Purpose : The calcitonin gene-related peptide (CGRP) family of neuropeptides contains besides CGRP, adrenomedullin, amylin and calcitonin (CT). They share receptor components and structure, and have several similar biological actions. The receptors consist of either calcitonin receptor like-receptor (CLR) or calcitonin receptor (CTR) which for function needs an accessory protein, Receptor Activity-Modifying Proteins (RAMPs) 1-3. These define the receptor subtype and can interact and produce a number of different effects on ligand binding, signal transduction and receptor trafficking. It is discussed if amylin could trigger migraine, like CGRP. It has previously been shown that release of CGRP can be seen in migraine patients, who also experience different visual phenomena. Therefore, it is vital to understand the role of RAMPs and the respective ligands in various parts of the retina.

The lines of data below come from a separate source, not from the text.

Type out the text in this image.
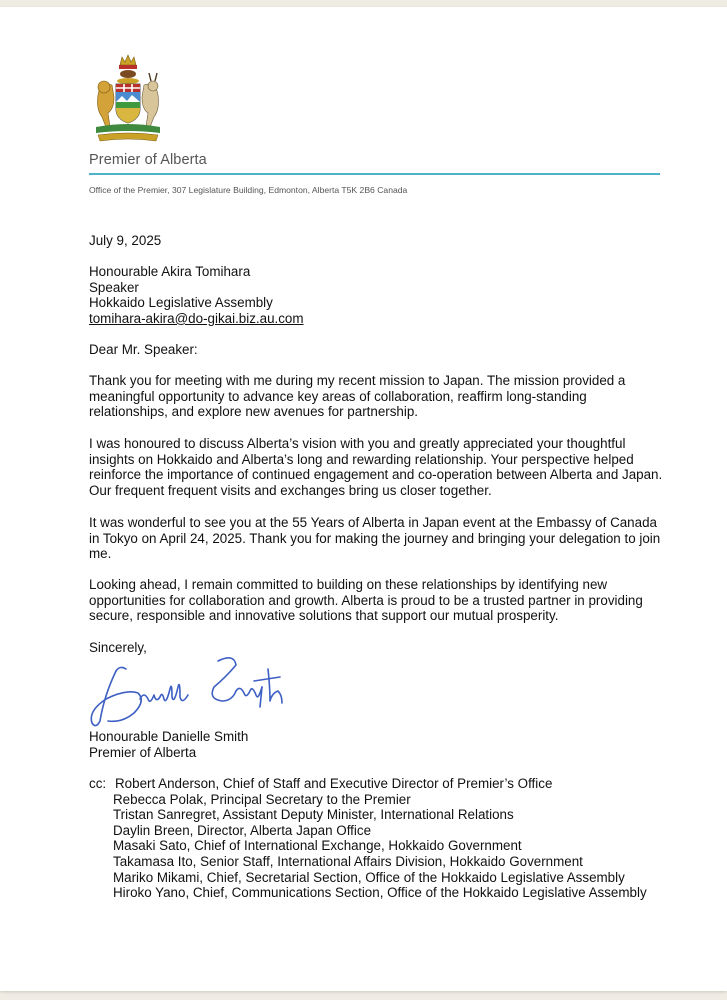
Premier of Alberta
Office of the Premier, 307 Legislature Building, Edmonton, Alberta T5K 2B6 Canada
July 9, 2025
Honourable Akira Tomihara
Speaker
Hokkaido Legislative Assembly
tomihara-akira@do-gikai.biz.au.com
Dear Mr. Speaker:

Thank you for meeting with me during my recent mission to Japan. The mission provided a meaningful opportunity to advance key areas of collaboration, reaffirm long-standing relationships, and explore new avenues for partnership.

I was honoured to discuss Alberta’s vision with you and greatly appreciated your thoughtful insights on Hokkaido and Alberta’s long and rewarding relationship. Your perspective helped reinforce the importance of continued engagement and co-operation between Alberta and Japan. Our frequent frequent visits and exchanges bring us closer together.

It was wonderful to see you at the 55 Years of Alberta in Japan event at the Embassy of Canada in Tokyo on April 24, 2025. Thank you for making the journey and bringing your delegation to join me.

Looking ahead, I remain committed to building on these relationships by identifying new opportunities for collaboration and growth. Alberta is proud to be a trusted partner in providing secure, responsible and innovative solutions that support our mutual prosperity.

Sincerely,
Honourable Danielle Smith
Premier of Alberta
cc: Robert Anderson, Chief of Staff and Executive Director of Premier’s Office
Rebecca Polak, Principal Secretary to the Premier
Tristan Sanregret, Assistant Deputy Minister, International Relations
Daylin Breen, Director, Alberta Japan Office
Masaki Sato, Chief of International Exchange, Hokkaido Government
Takamasa Ito, Senior Staff, International Affairs Division, Hokkaido Government
Mariko Mikami, Chief, Secretarial Section, Office of the Hokkaido Legislative Assembly
Hiroko Yano, Chief, Communications Section, Office of the Hokkaido Legislative Assembly
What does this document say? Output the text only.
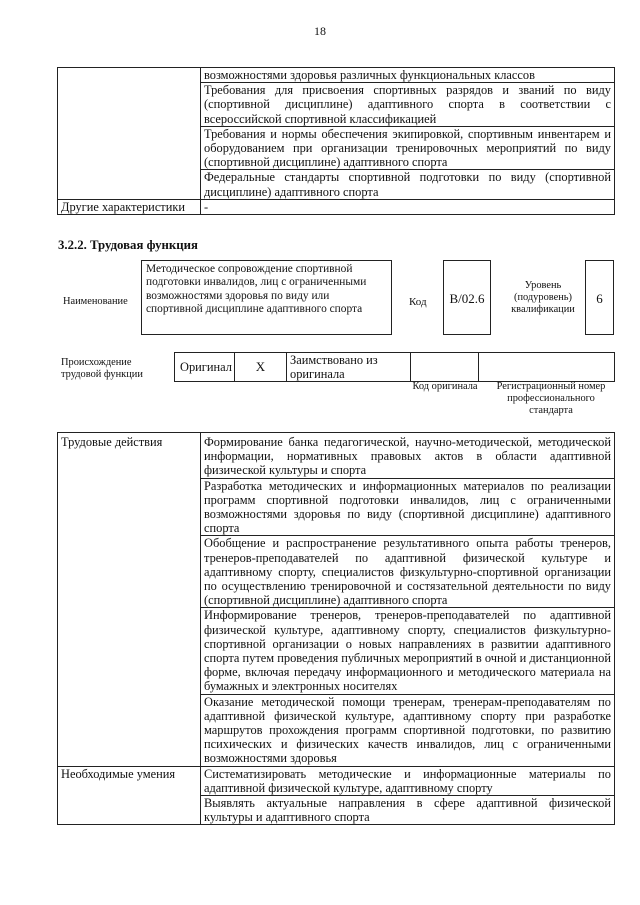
18
	возможностями здоровья различных функциональных классов
	Требования для присвоения спортивных разрядов и званий по виду (спортивной дисциплине) адаптивного спорта в соответствии с всероссийской спортивной классификацией
	Требования и нормы обеспечения экипировкой, спортивным инвентарем и оборудованием при организации тренировочных мероприятий по виду (спортивной дисциплине) адаптивного спорта
	Федеральные стандарты спортивной подготовки по виду (спортивной дисциплине) адаптивного спорта
Другие характеристики	-
3.2.2. Трудовая функция
Наименование
Методическое сопровождение спортивной подготовки инвалидов, лиц с ограниченными возможностями здоровья по виду или спортивной дисциплине адаптивного спорта
Код	В/02.6
Уровень (подуровень) квалификации
6
Происхождение трудовой функции
Оригинал	X	Заимствовано из оригинала		
Код оригинала	Регистрационный номер профессионального стандарта
Трудовые действия	Формирование банка педагогической, научно-методической, методической информации, нормативных правовых актов в области адаптивной физической культуры и спорта
	Разработка методических и информационных материалов по реализации программ спортивной подготовки инвалидов, лиц с ограниченными возможностями здоровья по виду (спортивной дисциплине) адаптивного спорта
	Обобщение и распространение результативного опыта работы тренеров, тренеров-преподавателей по адаптивной физической культуре и адаптивному спорту, специалистов физкультурно-спортивной организации по осуществлению тренировочной и состязательной деятельности по виду (спортивной дисциплине) адаптивного спорта
	Информирование тренеров, тренеров-преподавателей по адаптивной физической культуре, адаптивному спорту, специалистов физкультурно-спортивной организации о новых направлениях в развитии адаптивного спорта путем проведения публичных мероприятий в очной и дистанционной форме, включая передачу информационного и методического материала на бумажных и электронных носителях
	Оказание методической помощи тренерам, тренерам-преподавателям по адаптивной физической культуре, адаптивному спорту при разработке маршрутов прохождения программ спортивной подготовки, по развитию психических и физических качеств инвалидов, лиц с ограниченными возможностями здоровья
Необходимые умения	Систематизировать методические и информационные материалы по адаптивной физической культуре, адаптивному спорту
	Выявлять актуальные направления в сфере адаптивной физической культуры и адаптивного спорта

Methods : Single and double immunohistochemistry were applied on frozen sections of adult rat retina using primary antibodies against amylin, CT, CGRP, RAMP1, RAMP2.

Results : Amylin was mainly found in the plexiform layers, CT in retinal vessel walls and CGRP in the nerve fiber layer, ganglion cell layer and in some amacrine cells. RAMP1 was expressed in the nerve fiber layer and RAMP2 in the neuronal nuclei. We did not with double-labelling find co-localizations of the RAMPs and ligands in the retina.

Conclusions : Little is known about how CT and Amylin bind their receptors. Our data show that rat retina expresses RAMP1 and RAMP2, and thereby making up for possible functional receptors for Amylin/CT/CGRP in the retina.

This is an abstract that was submitted for the 2018 ARVO Annual Meeting, held in Honolulu, Hawaii, April 29 - May 3, 2018.